Bounded Variation Implies Bounded (Trivial Case)

Question

Suppose $f$ is of bounded variation on $[a,b]$. The trivial case for when $x=a$ doesn't seem obvious to me. Why is $f$ bounded when $x=a$? I know the inequality $|f(x)|\leq |f(a)|+M$ holds, where $M$ is a bound for $\sum|\Delta f_{k}|$, but that would mean $M\geq 0$. Does this show $f$ is bounded? I feel like I am missing something....do I need a partition?

Answer 1

The statement that $f$ has bounded variation on $[a,b]$ requires that $f:[a,b] \to \mathbf{R}$ is a function with $f(a) \in \mathbf{R}$ and there exists a positive number $M$ such that

$$\sum_{k=1}^n|f(x_k) - f(x_{k-1})| \leqslant M,$$ for $any$ partition $P = (x_0,x_1,\ldots, x_n)$ where $a= x_0 < x_1 < \ldots, x_n = b$.

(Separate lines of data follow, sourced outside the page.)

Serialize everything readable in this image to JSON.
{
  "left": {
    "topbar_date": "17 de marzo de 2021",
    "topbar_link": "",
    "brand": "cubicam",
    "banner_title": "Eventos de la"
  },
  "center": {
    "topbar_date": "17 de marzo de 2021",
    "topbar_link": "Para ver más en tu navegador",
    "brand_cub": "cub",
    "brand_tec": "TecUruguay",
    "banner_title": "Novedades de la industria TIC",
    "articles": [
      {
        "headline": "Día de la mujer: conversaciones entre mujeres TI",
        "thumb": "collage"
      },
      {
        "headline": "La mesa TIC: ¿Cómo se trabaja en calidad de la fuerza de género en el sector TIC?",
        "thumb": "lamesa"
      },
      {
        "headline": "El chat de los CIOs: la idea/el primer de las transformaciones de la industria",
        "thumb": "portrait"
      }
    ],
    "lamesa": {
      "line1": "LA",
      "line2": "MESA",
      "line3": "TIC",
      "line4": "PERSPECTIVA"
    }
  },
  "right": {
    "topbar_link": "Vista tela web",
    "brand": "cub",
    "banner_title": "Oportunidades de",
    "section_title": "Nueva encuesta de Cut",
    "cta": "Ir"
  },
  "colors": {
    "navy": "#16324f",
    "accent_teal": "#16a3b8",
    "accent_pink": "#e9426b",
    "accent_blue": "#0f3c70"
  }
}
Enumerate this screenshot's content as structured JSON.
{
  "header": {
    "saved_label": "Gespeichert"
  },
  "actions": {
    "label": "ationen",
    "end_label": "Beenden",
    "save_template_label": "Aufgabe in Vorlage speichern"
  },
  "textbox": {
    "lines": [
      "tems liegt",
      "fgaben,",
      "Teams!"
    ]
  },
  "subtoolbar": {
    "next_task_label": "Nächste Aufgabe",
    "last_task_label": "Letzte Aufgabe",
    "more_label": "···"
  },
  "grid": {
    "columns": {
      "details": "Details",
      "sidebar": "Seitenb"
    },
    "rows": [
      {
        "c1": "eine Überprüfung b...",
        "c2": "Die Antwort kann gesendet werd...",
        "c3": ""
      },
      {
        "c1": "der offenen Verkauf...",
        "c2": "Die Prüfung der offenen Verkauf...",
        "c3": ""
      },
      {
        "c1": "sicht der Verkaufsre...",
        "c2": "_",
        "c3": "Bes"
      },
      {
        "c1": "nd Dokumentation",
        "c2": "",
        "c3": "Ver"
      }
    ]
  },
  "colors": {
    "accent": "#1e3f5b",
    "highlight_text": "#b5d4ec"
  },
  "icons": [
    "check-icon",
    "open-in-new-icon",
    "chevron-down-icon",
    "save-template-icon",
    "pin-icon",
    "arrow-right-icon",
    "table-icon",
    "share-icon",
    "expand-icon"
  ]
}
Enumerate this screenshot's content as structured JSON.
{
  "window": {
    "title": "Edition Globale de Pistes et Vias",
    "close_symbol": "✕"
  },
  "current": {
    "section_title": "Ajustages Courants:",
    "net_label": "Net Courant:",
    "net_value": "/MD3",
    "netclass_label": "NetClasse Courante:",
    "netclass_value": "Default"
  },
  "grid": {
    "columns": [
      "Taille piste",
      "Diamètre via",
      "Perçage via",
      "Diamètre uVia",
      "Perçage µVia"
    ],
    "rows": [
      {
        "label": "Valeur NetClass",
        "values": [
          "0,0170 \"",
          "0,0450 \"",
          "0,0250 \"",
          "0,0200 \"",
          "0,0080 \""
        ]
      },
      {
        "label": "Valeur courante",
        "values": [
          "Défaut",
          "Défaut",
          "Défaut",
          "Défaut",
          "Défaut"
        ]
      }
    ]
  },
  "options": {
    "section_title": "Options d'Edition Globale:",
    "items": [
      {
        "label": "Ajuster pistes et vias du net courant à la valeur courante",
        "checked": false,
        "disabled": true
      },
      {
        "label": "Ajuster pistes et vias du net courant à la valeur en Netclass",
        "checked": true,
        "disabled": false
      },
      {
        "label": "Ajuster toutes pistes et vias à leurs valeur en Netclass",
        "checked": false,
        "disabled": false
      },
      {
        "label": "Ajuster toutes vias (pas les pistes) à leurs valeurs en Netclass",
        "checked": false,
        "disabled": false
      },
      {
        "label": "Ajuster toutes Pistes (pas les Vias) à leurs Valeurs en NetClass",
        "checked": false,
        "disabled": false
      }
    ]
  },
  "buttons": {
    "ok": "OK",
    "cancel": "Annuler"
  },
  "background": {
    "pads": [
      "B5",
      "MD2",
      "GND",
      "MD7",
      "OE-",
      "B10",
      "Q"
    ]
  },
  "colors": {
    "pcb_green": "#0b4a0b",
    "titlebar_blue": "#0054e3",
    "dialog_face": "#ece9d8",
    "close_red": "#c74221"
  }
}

Given any point $x \in (a,b]$ we can select a partition where $x = x_j > a$ and see using the reverse and forward triangle inequalitites that that

$$|f(x) - |f(a)| \leqslant |f(x) - f(a)| \\\leqslant |f(x) - f(x_{j-1})| + \ldots +|f(x_1)-f(a)|,$$

whence, it follows that for all $x \in (a,b],$

$$|f(x)| \leqslant |f(a)| + \sum_{k=1}^j|f(x_k) - f(x_{k-1})| \leqslant |f(a)| +M$$

If $x = a$ we have the trivial bound $|f(x)| \leqslant |f(a)|$.